Now the same fears are returning. I’m not much of a doomsayer and, truthfully speaking, I don’t believe hantavirus will be the same disastrous phenomena as Covid-19, but the public has been blindsided and fear is growing. As of Monday, two more Americans have tested positive for hantavirus, including one at the University of Nebraska Quarantine Center. [The second is exhibiting mild symptoms.]
But here are the facts: The cruise ship was visiting the bottom of the globe with around 150 passengers; a Dutch husband and wife picked up the disease somewhere in Argentina after the ship set sail on April 1. The husband, age 70, died of hantavirus on April 11 – just five days after showing symptoms – but at the time the cause was unknown. The body remained on board while new passengers boarded the ship. On April 24 the wife, along with more than two dozen passengers, disembarked on the island St. Helen. The next day, she boarded a flight with 88 other passengers, possibly with others who had left the cruise. On April 26, she collapsed and died in an airport while boarding a plane home.
On April 27 and 28, a British man and German woman fell sick. Four days later, the woman died. On the same day, May 2, the British man tested positive for hantavirus, and for the first time the outbreak was identified. All passengers were evacuated over the past week and the ship, the MV Hondius, is now enroute to Rotterdam, Netherlands, with the remaining crew.

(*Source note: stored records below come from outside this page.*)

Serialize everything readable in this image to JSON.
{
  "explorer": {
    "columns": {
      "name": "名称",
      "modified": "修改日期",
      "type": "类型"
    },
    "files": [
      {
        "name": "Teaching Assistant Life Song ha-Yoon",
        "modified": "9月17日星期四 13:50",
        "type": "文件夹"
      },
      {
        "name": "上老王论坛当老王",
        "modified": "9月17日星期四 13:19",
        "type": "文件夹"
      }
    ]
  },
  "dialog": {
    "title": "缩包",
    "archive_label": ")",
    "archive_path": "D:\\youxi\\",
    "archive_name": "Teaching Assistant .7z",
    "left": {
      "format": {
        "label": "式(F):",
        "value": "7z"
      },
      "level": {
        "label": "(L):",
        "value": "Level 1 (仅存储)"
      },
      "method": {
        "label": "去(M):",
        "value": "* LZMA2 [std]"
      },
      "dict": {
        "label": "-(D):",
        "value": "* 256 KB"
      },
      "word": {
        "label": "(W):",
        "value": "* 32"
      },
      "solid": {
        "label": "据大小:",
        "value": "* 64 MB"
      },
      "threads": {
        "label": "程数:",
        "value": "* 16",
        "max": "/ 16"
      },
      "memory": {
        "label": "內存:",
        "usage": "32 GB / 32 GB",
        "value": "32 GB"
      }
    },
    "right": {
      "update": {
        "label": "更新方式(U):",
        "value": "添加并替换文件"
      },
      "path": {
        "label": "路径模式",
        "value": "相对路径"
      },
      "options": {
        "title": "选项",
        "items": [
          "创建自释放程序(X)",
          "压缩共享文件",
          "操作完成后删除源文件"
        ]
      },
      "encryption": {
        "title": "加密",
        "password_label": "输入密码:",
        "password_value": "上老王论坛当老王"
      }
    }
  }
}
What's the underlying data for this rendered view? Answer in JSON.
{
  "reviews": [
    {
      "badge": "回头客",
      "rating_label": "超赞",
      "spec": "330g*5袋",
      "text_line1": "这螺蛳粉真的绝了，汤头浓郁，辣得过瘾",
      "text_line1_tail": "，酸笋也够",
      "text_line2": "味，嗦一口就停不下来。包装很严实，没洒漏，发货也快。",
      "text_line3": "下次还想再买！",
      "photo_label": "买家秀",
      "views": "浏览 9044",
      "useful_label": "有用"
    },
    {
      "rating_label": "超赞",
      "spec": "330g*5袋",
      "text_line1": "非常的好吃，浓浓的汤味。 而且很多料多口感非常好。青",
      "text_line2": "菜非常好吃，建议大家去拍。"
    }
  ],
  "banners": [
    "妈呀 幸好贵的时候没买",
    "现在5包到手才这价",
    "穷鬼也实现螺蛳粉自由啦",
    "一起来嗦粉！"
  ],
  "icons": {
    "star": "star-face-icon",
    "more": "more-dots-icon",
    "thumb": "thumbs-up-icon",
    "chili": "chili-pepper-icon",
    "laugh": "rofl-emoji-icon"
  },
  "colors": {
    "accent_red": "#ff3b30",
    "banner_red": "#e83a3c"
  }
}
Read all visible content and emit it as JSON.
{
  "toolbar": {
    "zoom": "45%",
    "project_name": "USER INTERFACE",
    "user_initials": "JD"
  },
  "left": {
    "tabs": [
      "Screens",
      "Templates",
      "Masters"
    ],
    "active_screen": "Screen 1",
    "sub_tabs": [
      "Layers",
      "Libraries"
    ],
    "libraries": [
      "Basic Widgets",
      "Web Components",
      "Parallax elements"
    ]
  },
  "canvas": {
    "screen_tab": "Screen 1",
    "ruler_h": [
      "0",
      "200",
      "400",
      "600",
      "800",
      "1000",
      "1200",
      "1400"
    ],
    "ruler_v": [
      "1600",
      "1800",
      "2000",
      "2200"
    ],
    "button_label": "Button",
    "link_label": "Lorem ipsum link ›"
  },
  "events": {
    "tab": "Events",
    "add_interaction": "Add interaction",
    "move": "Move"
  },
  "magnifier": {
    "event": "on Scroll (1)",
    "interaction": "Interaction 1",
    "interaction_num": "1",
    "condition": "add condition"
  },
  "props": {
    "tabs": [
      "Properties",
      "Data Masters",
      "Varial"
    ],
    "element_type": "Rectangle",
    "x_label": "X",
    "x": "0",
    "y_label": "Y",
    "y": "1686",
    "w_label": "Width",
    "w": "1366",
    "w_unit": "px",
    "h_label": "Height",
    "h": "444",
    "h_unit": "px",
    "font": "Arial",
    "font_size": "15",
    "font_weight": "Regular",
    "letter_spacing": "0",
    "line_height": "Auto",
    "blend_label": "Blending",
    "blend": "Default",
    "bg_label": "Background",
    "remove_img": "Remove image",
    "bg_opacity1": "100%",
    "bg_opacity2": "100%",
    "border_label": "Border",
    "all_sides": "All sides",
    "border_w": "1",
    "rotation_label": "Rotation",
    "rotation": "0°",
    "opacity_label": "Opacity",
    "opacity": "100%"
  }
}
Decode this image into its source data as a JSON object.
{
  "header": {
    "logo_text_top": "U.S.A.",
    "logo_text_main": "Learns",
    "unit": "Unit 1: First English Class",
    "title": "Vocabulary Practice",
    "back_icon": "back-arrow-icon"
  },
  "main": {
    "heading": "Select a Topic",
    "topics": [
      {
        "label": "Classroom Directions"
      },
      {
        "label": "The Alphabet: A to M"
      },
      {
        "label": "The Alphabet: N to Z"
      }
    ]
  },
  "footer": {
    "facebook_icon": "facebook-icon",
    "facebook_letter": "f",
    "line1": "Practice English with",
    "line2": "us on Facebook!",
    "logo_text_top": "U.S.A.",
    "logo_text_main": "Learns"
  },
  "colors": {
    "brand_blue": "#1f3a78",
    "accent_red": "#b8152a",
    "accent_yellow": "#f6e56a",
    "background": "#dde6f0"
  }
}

Now many of the passengers are being monitored or tracked down.
The specifics of the virus are important to mention as well. While all the current deaths are in the senior population, the mortality rate for hantavirus lies around 35-40%, which is very high. The latency period, which is to say, the period you may have the virus without exhibiting symptoms, can last up to 39 days but has an average of about 18 days. But during this time, the transmission rate is very low, and even while symptoms show, the transmission rate is still low.
This specific strain, however, is the only strain of hantavirus capable of spreading person-to-person. Every other strain is spread through inhalation of feces or urine of rodents.
Even so, there isn’t much to fear. While the infectivity rate seems high right now, an important note is that all our carriers of hantavirus, as of now, were aboard the cruise ship, and a vital thing to remember from 2020 is that cruise ships are “floating petri-dishes.”
Even though the Andes Strain is person-to-person transmissible, it requires close and prolonged contact between people, and with how early we’ve caught it, we should not have much to worry about.
While it seems scary now, it should soon dissipate. In the meantime, maybe wash your hands an extra time today, and remember that if the Trump administration had not gutted public health, we wouldn’t be fighting a disease in the dark with no flashlight.